In the field of psychosocial rehabilitation, inter-subjective relationships are complex and nuanced in a special manner. As referring to a clinical relationship, the general frame can not be other than that of medical compassion, which in the general ambit of medicine has developed from paternalism towards a democratic relation. Compassion emerges from the radical inter-subjectivity of the human being in virtue of which the “Me” is no more than one of the perspectives of the “Me- you” dialogic core  and the “he” is a projection of the “Me” and nothing more. This “Me – you – he” system can be paternalist, authoritarian or democratic depending on the values that animate it. Furthermore, in psychosocial rehabilitation the inter-subjective relational system includes other perspectives beyond the mere medical one: cognitive, functional, labour, vocational, citizen and other. In the new millennium, this relational net has experimented deep changes: “first person” movements, alliances between families associations and the pharmaceutical industry or the renaissance of antipsychiatry, to take in account only some examples. In medicine, an evolution has occurred from paternalism to the autonomy of patients, and it has gone even further in psychosocial rehabilitation. Today, in a kind of “nietzschean” experiment, the “value of madness” is claimed today. At a time, technical knowledge is under suspicion as a kind of authoritarianism. Up to what point must psychosocial rehabilitation be an emancipating praxis, beyond the axiological health frame, is still waiting for a consensus.

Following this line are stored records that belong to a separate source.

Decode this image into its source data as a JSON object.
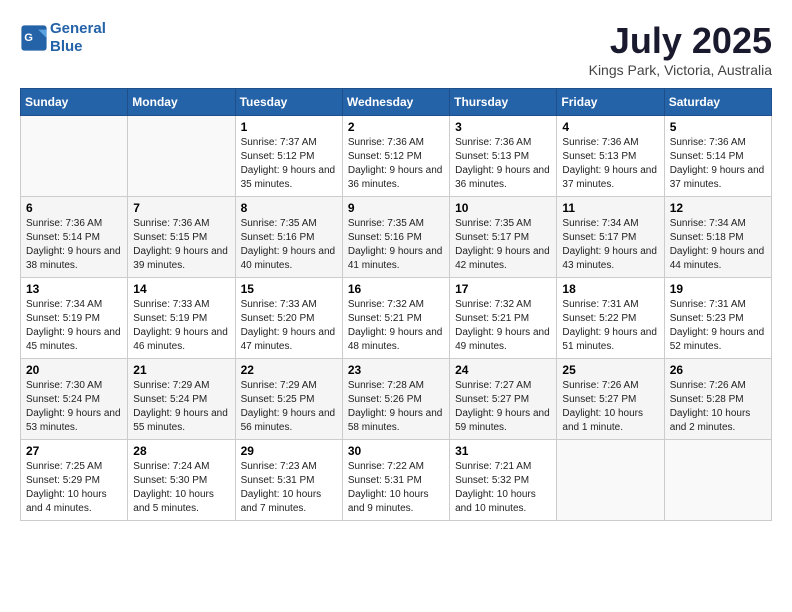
{
  "header": {
    "logo_line1": "General",
    "logo_line2": "Blue",
    "month": "July 2025",
    "location": "Kings Park, Victoria, Australia"
  },
  "weekdays": [
    "Sunday",
    "Monday",
    "Tuesday",
    "Wednesday",
    "Thursday",
    "Friday",
    "Saturday"
  ],
  "weeks": [
    [
      {
        "day": "",
        "sunrise": "",
        "sunset": "",
        "daylight": ""
      },
      {
        "day": "",
        "sunrise": "",
        "sunset": "",
        "daylight": ""
      },
      {
        "day": "1",
        "sunrise": "Sunrise: 7:37 AM",
        "sunset": "Sunset: 5:12 PM",
        "daylight": "Daylight: 9 hours and 35 minutes."
      },
      {
        "day": "2",
        "sunrise": "Sunrise: 7:36 AM",
        "sunset": "Sunset: 5:12 PM",
        "daylight": "Daylight: 9 hours and 36 minutes."
      },
      {
        "day": "3",
        "sunrise": "Sunrise: 7:36 AM",
        "sunset": "Sunset: 5:13 PM",
        "daylight": "Daylight: 9 hours and 36 minutes."
      },
      {
        "day": "4",
        "sunrise": "Sunrise: 7:36 AM",
        "sunset": "Sunset: 5:13 PM",
        "daylight": "Daylight: 9 hours and 37 minutes."
      },
      {
        "day": "5",
        "sunrise": "Sunrise: 7:36 AM",
        "sunset": "Sunset: 5:14 PM",
        "daylight": "Daylight: 9 hours and 37 minutes."
      }
    ],
    [
      {
        "day": "6",
        "sunrise": "Sunrise: 7:36 AM",
        "sunset": "Sunset: 5:14 PM",
        "daylight": "Daylight: 9 hours and 38 minutes."
      },
      {
        "day": "7",
        "sunrise": "Sunrise: 7:36 AM",
        "sunset": "Sunset: 5:15 PM",
        "daylight": "Daylight: 9 hours and 39 minutes."
      },
      {
        "day": "8",
        "sunrise": "Sunrise: 7:35 AM",
        "sunset": "Sunset: 5:16 PM",
        "daylight": "Daylight: 9 hours and 40 minutes."
      },
      {
        "day": "9",
        "sunrise": "Sunrise: 7:35 AM",
        "sunset": "Sunset: 5:16 PM",
        "daylight": "Daylight: 9 hours and 41 minutes."
      },
      {
        "day": "10",
        "sunrise": "Sunrise: 7:35 AM",
        "sunset": "Sunset: 5:17 PM",
        "daylight": "Daylight: 9 hours and 42 minutes."
      },
      {
        "day": "11",
        "sunrise": "Sunrise: 7:34 AM",
        "sunset": "Sunset: 5:17 PM",
        "daylight": "Daylight: 9 hours and 43 minutes."
      },
      {
        "day": "12",
        "sunrise": "Sunrise: 7:34 AM",
        "sunset": "Sunset: 5:18 PM",
        "daylight": "Daylight: 9 hours and 44 minutes."
      }
    ],
    [
      {
        "day": "13",
        "sunrise": "Sunrise: 7:34 AM",
        "sunset": "Sunset: 5:19 PM",
        "daylight": "Daylight: 9 hours and 45 minutes."
      },
      {
        "day": "14",
        "sunrise": "Sunrise: 7:33 AM",
        "sunset": "Sunset: 5:19 PM",
        "daylight": "Daylight: 9 hours and 46 minutes."
      },
      {
        "day": "15",
        "sunrise": "Sunrise: 7:33 AM",
        "sunset": "Sunset: 5:20 PM",
        "daylight": "Daylight: 9 hours and 47 minutes."
      },
      {
        "day": "16",
        "sunrise": "Sunrise: 7:32 AM",
        "sunset": "Sunset: 5:21 PM",
        "daylight": "Daylight: 9 hours and 48 minutes."
      },
      {
        "day": "17",
        "sunrise": "Sunrise: 7:32 AM",
        "sunset": "Sunset: 5:21 PM",
        "daylight": "Daylight: 9 hours and 49 minutes."
      },
      {
        "day": "18",
        "sunrise": "Sunrise: 7:31 AM",
        "sunset": "Sunset: 5:22 PM",
        "daylight": "Daylight: 9 hours and 51 minutes."
      },
      {
        "day": "19",
        "sunrise": "Sunrise: 7:31 AM",
        "sunset": "Sunset: 5:23 PM",
        "daylight": "Daylight: 9 hours and 52 minutes."
      }
    ],
    [
      {
        "day": "20",
        "sunrise": "Sunrise: 7:30 AM",
        "sunset": "Sunset: 5:24 PM",
        "daylight": "Daylight: 9 hours and 53 minutes."
      },
      {
        "day": "21",
        "sunrise": "Sunrise: 7:29 AM",
        "sunset": "Sunset: 5:24 PM",
        "daylight": "Daylight: 9 hours and 55 minutes."
      },
      {
        "day": "22",
        "sunrise": "Sunrise: 7:29 AM",
        "sunset": "Sunset: 5:25 PM",
        "daylight": "Daylight: 9 hours and 56 minutes."
      },
      {
        "day": "23",
        "sunrise": "Sunrise: 7:28 AM",
        "sunset": "Sunset: 5:26 PM",
        "daylight": "Daylight: 9 hours and 58 minutes."
      },
      {
        "day": "24",
        "sunrise": "Sunrise: 7:27 AM",
        "sunset": "Sunset: 5:27 PM",
        "daylight": "Daylight: 9 hours and 59 minutes."
      },
      {
        "day": "25",
        "sunrise": "Sunrise: 7:26 AM",
        "sunset": "Sunset: 5:27 PM",
        "daylight": "Daylight: 10 hours and 1 minute."
      },
      {
        "day": "26",
        "sunrise": "Sunrise: 7:26 AM",
        "sunset": "Sunset: 5:28 PM",
        "daylight": "Daylight: 10 hours and 2 minutes."
      }
    ],
    [
      {
        "day": "27",
        "sunrise": "Sunrise: 7:25 AM",
        "sunset": "Sunset: 5:29 PM",
        "daylight": "Daylight: 10 hours and 4 minutes."
      },
      {
        "day": "28",
        "sunrise": "Sunrise: 7:24 AM",
        "sunset": "Sunset: 5:30 PM",
        "daylight": "Daylight: 10 hours and 5 minutes."
      },
      {
        "day": "29",
        "sunrise": "Sunrise: 7:23 AM",
        "sunset": "Sunset: 5:31 PM",
        "daylight": "Daylight: 10 hours and 7 minutes."
      },
      {
        "day": "30",
        "sunrise": "Sunrise: 7:22 AM",
        "sunset": "Sunset: 5:31 PM",
        "daylight": "Daylight: 10 hours and 9 minutes."
      },
      {
        "day": "31",
        "sunrise": "Sunrise: 7:21 AM",
        "sunset": "Sunset: 5:32 PM",
        "daylight": "Daylight: 10 hours and 10 minutes."
      },
      {
        "day": "",
        "sunrise": "",
        "sunset": "",
        "daylight": ""
      },
      {
        "day": "",
        "sunrise": "",
        "sunset": "",
        "daylight": ""
      }
    ]
  ]
}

Therefore, the epistemological crisis of psychiatry seems no more than the shadow of deep changes occurring in the social, economic and politic system implied by the potentially disabling mental disorders.

A crisis is a profound change with important consequences. Whether these consequences are problematic or fortunate strongly depend on the course determined by the acting agents: patients, families, professionals, civil society and the State. As an alternative to the “objectifying alienation” of the affected people, who could become mere instruments of the pharmaceutical and socio-sanitary markets, the hope of a society of people structured around dignity can be conceived. The dignity of the person seems a good utopia acting as the key for a meaning. Recovery from a severe mental disorder is not only a return to actively participating in society or recovering the capacity for an autonomous life. To recover oneself is to reconstruct oneself knowing that you are worthy of it. The intrinsic value does not change in a person whether healthy or recovered, as well as in an artwork whether original or rehabilitated. It would be a good idea for all the implied agents to line up towards this maxim: recovering oneself is the art of recovering the personal worth. Let’s recover ourselves as people overcoming disease, as professionals, and also as economic and social agents. Let’s reinvent ourselves in Madrid, July 2018!